Por Mariel Norambuena
Hace unas semanas, me tocó ir al funeral de la mamá de un amigo. No conozco a nadie que disfrute de tal instancia, pero lo que sucedió en dicha oportunidad merece ser narrado en esta columna, ya que sobrepasa todo límite de deferencia.
Estábamos presentes en el velorio familiares, amigos y conocidos, acompañando el dolor de los más cercanos, mientras cantaban canciones que conmemoraban aquellas reuniones íntimas musicales que muchos habíamos presenciados, emocionados, felices; aquella sensación que solo la música es capaz de regalar. Mientras tanto, se apreciaban fotos en vida de esa maravillosa mujer, madre, hermana, hija, esposa, amiga y compañera. Luego de unas horas, se desocupó la iglesia y fuimos invitados a la ceremonia que, en esta ocasión, no fue religiosa. Lo primero desagradable fue la apertura de la empleada del lugar. Con su traje formal y papel en mano, pronunció unas palabras aprendidas, sin ninguna inflexión ni atisbo de interés. La verdad, podrían haber puesto una grabación y sería lo mismo o, incluso, mejor. Intenté ser comprensiva, pensando que la pobre mujer había tenido un mal día, estaba cansada, la rutina, malas condiciones laborales, vaya uno a saber.
Luego, dio la palabra a quienes quisieran expresar su cariño hacia la difunta. Deben haber hablado cuatro o cinco personas, cuando ella se acerca al micrófono y señala que puede hablar la última persona. ¡Qué!
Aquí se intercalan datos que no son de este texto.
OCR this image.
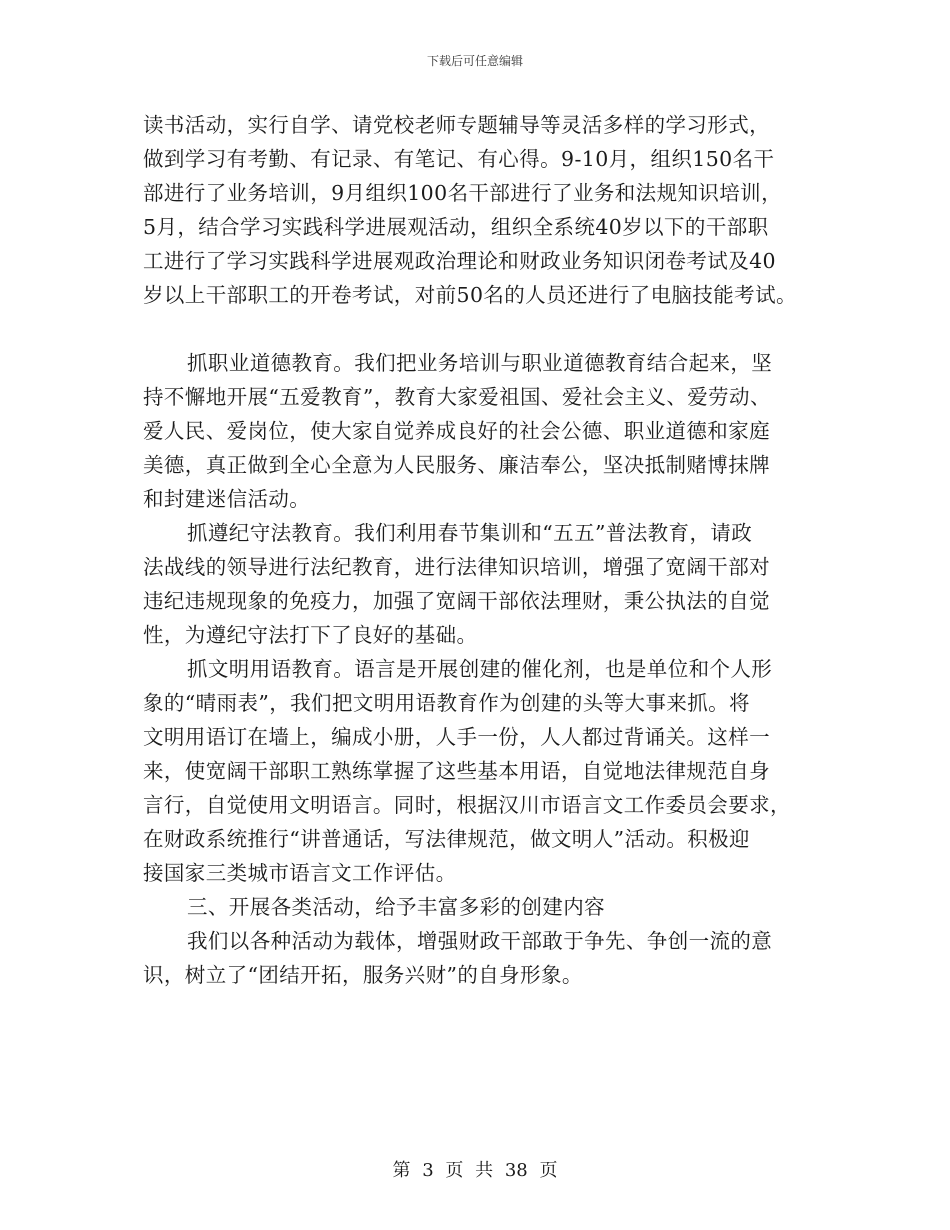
下载后可任意编辑
读书活动，实行自学、请党校老师专题辅导等灵活多样的学习形式，
做到学习有考勤、有记录、有笔记、有心得。9-10月，组织150名干
部进行了业务培训，9月组织100名干部进行了业务和法规知识培训，
5月，结合学习实践科学进展观活动，组织全系统40岁以下的干部职
工进行了学习实践科学进展观政治理论和财政业务知识闭卷考试及40
岁以上干部职工的开卷考试，对前50名的人员还进行了电脑技能考试。
抓职业道德教育。我们把业务培训与职业道德教育结合起来，坚
持不懈地开展“五爱教育”，教育大家爱祖国、爱社会主义、爱劳动、
爱人民、爱岗位，使大家自觉养成良好的社会公德、职业道德和家庭
美德，真正做到全心全意为人民服务、廉洁奉公，坚决抵制赌博抹牌
和封建迷信活动。
抓遵纪守法教育。我们利用春节集训和“五五”普法教育，请政
法战线的领导进行法纪教育，进行法律知识培训，增强了宽阔干部对
违纪违规现象的免疫力，加强了宽阔干部依法理财，秉公执法的自觉
性，为遵纪守法打下了良好的基础。
抓文明用语教育。语言是开展创建的催化剂，也是单位和个人形
象的“晴雨表”，我们把文明用语教育作为创建的头等大事来抓。将
文明用语订在墙上，编成小册，人手一份，人人都过背诵关。这样一
来，使宽阔干部职工熟练掌握了这些基本用语，自觉地法律规范自身
言行，自觉使用文明语言。同时，根据汉川市语言文工作委员会要求，
在财政系统推行“讲普通话，写法律规范，做文明人”活动。积极迎
接国家三类城市语言文工作评估。
三、开展各类活动，给予丰富多彩的创建内容
我们以各种活动为载体，增强财政干部敢于争先、争创一流的意
识，树立了“团结开拓，服务兴财”的自身形象。
第 3 页 共 38 页
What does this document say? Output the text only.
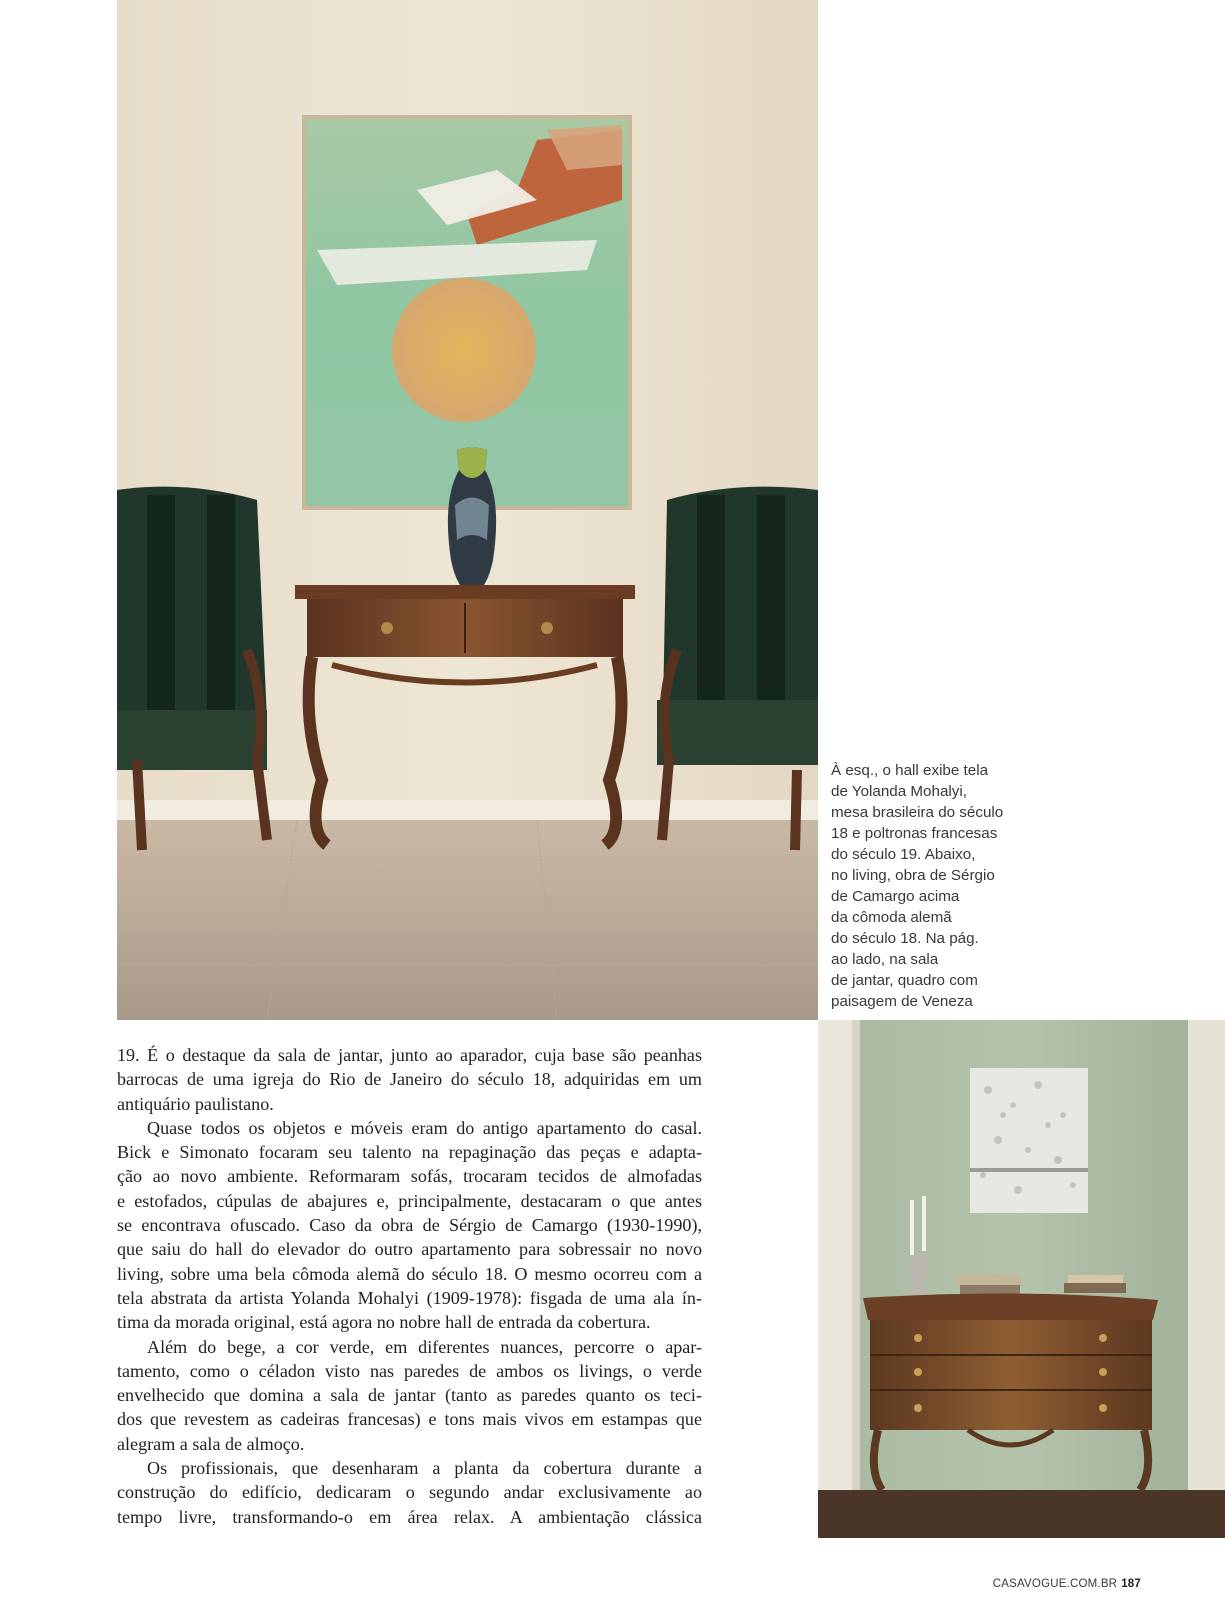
À esq., o hall exibe tela
de Yolanda Mohalyi,
mesa brasileira do século
18 e poltronas francesas
do século 19. Abaixo,
no living, obra de Sérgio
de Camargo acima
da cômoda alemã
do século 18. Na pág.
ao lado, na sala
de jantar, quadro com
paisagem de Veneza
19. É o destaque da sala de jantar, junto ao aparador, cuja base são peanhas
barrocas de uma igreja do Rio de Janeiro do século 18, adquiridas em um
antiquário paulistano.
Quase todos os objetos e móveis eram do antigo apartamento do casal.
Bick e Simonato focaram seu talento na repaginação das peças e adapta-
ção ao novo ambiente. Reformaram sofás, trocaram tecidos de almofadas
e estofados, cúpulas de abajures e, principalmente, destacaram o que antes
se encontrava ofuscado. Caso da obra de Sérgio de Camargo (1930-1990),
que saiu do hall do elevador do outro apartamento para sobressair no novo
living, sobre uma bela cômoda alemã do século 18. O mesmo ocorreu com a
tela abstrata da artista Yolanda Mohalyi (1909-1978): fisgada de uma ala ín-
tima da morada original, está agora no nobre hall de entrada da cobertura.
Além do bege, a cor verde, em diferentes nuances, percorre o apar-
tamento, como o céladon visto nas paredes de ambos os livings, o verde
envelhecido que domina a sala de jantar (tanto as paredes quanto os teci-
dos que revestem as cadeiras francesas) e tons mais vivos em estampas que
alegram a sala de almoço.
Os profissionais, que desenharam a planta da cobertura durante a
construção do edifício, dedicaram o segundo andar exclusivamente ao
tempo livre, transformando-o em área relax. A ambientação clássica
CASAVOGUE.COM.BR 187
Eso significaba que si otros querían expresar su pesar, tendrían que guardárselo para otra ocasión, que por cierto, no existiría. Parecía ser que debíamos desocupar el lugar para que otras familias pudieran despedir a los suyos. La señorita nos invitó a salir, quedándose solo el esposo y los hijos un momento junto al féretro. Los demás estábamos esperando que salieran, para dar el pésame y despedirnos, para expresarles nuestro amor, nuestra compasión y compañía desde el alma en aquel momento tan difícil.
Entonces, sucedió algo que acabó con lo que me quedaba de paciencia. Los trabajadores del lugar comenzaron a levantar los asientos y la señorita, siempre la señorita, se colocó en la puerta muy seria, apresurando a los que quedaban dentro para cerrar las puertas. No sé ustedes, pero esa falta de empatía y de respeto me parece inaceptable. Primero, que contraten a personas con tan poco tino. Segundo, que alguien sea tan indiferente frente al dolor ajeno. Parecía como si estuvieran cerrando el mall. Tercero, si esta persona es tan incapaz de hacer ese trabajo, no le gusta o le incomoda, búsquese otro, ojalá no de atención a público, porque tal ausencia de consideración y cortesía es inaceptable en una circunstancia así.